Considering the potential need for leave before the child's birth, a more generous interpretation would suggest that maternity leave could commence anytime within 1.5 months prior to the birth. So long as employers provide at least three months' paid maternity leave, they should be considered compliant with their legal obligations, even if the leave begins before the child's birth.



The Mother and Child Bill continues to provide the same duration of paternity leave, though the leave may now be extended:

Table 2 - Paternity Leave and Benefits

While the Bill does not specify payment during paternity leave, as the leave is not expressly stated to be unpaid, employers should consider the entirety of the paternity leave (including any extension) to be paid leave.  

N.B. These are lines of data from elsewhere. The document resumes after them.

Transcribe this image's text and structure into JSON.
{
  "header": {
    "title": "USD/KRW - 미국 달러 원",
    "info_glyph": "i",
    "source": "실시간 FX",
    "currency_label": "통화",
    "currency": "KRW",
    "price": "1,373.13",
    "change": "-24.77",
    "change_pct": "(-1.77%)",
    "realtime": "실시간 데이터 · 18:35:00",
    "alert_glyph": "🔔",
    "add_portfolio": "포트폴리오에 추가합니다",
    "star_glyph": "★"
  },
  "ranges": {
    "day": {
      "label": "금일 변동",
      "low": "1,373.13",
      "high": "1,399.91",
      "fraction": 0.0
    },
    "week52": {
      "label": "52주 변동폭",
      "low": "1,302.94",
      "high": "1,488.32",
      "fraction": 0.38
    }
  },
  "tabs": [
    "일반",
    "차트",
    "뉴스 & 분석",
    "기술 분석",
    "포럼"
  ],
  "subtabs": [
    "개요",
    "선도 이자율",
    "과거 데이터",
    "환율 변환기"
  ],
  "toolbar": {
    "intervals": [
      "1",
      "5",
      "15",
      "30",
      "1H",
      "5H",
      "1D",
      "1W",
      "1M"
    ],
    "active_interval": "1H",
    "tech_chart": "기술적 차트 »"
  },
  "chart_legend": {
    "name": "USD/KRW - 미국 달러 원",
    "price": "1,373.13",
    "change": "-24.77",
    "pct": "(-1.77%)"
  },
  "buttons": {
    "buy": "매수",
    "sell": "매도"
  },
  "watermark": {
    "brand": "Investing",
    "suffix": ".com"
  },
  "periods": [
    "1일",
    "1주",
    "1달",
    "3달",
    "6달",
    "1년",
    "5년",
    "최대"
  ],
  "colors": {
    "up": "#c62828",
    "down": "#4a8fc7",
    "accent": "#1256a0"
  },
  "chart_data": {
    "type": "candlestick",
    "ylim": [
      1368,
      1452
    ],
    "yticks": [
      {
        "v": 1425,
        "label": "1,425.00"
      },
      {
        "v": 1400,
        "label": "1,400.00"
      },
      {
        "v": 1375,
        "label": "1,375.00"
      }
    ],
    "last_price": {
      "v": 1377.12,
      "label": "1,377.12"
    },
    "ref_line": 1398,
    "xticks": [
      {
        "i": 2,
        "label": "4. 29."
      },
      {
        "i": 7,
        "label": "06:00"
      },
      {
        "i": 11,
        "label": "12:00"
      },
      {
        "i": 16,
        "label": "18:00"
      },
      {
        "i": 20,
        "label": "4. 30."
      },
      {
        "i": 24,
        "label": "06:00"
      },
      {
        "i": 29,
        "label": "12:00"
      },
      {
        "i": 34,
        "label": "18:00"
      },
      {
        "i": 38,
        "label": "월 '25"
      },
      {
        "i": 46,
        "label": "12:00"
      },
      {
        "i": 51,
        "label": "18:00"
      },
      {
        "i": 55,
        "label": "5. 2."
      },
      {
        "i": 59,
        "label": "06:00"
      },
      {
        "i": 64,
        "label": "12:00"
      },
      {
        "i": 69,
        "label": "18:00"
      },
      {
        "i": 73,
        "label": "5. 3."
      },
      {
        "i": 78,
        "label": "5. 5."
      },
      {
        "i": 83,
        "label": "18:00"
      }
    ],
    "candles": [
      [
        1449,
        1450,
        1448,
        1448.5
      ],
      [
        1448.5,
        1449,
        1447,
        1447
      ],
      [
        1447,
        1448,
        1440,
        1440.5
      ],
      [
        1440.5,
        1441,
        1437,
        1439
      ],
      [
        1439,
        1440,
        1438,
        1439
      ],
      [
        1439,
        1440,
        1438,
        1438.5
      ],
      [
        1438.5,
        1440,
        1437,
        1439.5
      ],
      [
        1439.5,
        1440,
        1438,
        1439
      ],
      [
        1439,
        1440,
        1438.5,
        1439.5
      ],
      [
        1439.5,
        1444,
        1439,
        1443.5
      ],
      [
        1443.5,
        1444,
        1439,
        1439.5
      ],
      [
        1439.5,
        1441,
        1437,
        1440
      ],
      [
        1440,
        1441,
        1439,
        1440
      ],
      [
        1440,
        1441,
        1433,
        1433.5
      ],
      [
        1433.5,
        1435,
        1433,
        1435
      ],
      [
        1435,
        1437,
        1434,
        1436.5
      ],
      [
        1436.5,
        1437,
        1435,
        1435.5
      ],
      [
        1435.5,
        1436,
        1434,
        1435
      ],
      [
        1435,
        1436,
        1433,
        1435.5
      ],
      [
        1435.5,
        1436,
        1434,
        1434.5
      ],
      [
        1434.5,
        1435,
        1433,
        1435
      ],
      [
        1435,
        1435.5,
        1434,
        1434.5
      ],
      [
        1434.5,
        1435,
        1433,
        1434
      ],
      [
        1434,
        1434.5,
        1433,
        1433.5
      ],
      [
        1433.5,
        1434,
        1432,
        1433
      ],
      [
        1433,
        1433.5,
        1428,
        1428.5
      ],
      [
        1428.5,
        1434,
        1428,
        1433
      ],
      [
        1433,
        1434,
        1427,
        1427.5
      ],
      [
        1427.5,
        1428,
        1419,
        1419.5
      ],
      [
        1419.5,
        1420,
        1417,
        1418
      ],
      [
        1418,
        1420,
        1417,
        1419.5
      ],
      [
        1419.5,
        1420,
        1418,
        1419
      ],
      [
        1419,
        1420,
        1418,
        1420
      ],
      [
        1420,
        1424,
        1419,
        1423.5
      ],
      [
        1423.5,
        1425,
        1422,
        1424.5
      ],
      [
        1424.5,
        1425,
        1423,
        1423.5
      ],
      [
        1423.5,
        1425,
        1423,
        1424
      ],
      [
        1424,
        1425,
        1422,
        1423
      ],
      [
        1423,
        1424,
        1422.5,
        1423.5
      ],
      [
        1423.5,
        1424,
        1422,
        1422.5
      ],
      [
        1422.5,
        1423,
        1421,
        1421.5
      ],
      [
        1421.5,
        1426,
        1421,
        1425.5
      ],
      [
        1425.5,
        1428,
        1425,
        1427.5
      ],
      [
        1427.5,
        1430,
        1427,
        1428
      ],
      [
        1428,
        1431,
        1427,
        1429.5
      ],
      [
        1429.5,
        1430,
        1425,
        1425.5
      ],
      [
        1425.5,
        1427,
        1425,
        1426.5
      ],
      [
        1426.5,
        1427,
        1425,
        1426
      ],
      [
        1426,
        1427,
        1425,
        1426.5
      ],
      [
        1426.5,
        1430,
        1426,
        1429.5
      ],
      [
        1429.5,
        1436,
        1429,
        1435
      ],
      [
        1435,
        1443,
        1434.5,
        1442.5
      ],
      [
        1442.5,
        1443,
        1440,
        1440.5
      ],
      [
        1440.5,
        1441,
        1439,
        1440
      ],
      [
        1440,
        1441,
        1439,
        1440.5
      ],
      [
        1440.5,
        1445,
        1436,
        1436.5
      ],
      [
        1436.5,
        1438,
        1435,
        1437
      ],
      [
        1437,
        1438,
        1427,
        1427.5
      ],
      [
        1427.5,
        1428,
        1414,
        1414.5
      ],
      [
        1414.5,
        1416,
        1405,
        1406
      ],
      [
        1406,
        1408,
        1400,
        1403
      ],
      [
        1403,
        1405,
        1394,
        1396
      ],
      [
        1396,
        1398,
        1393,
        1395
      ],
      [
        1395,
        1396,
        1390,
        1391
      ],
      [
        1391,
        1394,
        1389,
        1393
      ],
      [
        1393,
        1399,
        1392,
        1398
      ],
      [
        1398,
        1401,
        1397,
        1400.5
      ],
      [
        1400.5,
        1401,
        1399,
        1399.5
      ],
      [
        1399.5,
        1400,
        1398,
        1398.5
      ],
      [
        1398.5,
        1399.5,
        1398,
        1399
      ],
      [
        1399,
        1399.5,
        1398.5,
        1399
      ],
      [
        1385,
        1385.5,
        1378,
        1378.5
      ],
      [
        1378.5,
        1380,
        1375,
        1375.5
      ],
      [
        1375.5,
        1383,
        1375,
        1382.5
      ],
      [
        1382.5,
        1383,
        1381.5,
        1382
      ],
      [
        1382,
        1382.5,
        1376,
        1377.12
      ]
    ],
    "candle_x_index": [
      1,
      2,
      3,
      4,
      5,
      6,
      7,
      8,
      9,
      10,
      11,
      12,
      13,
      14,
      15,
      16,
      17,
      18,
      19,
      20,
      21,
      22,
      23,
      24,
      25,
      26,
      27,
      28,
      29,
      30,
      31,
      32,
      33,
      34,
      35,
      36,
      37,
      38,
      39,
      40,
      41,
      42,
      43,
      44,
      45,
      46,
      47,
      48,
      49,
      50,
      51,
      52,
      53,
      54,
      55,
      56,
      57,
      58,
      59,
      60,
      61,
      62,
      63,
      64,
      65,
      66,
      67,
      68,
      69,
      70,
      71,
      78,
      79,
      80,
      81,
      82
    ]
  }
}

Additionally, unlike the new maternity leave entitlement, the extension to paternity leave does not require proof of specific medical conditions. However, it appears that the extension is to be granted at the discretion of the employer and does not create an entitlement.



Across Southeast Asia, there is a growing emphasis on employee wellbeing, as demonstrated by changes in parental leave entitlements. These include the introduction of extended maternity and paternity leave and allowing working mothers to share their maternity leave with their spouses. 

For example, Singapore has enhanced its paternity leave entitlement, allowing employers to voluntarily grant an additional two weeks of government-paid paternity leave. From 1 January 2024, unpaid childcare leave was also extended to 12 days. In the Philippines, a recent amendment to the law permits a female employee to share up to seven days of her benefit with the child's father, regardless of their marital status. This benefit is in addition to the paternity leave granted under the Paternity Leave Act. The enhancement of maternity and paternity leave, coupled with shared childrearing responsibilities, facilitates the re-entry of working mothers into the workforce, thereby promoting employee wellbeing. 

The enactment of the Mother and Child Bill in Indonesia aligns with this regional trend, reflecting a broader shift towards policies that support employee wellbeing and family-friendly practices. Employers should pay close attention to these developments to ensure compliance, promote a supportive work environment and contribute to the overall wellbeing of their employees.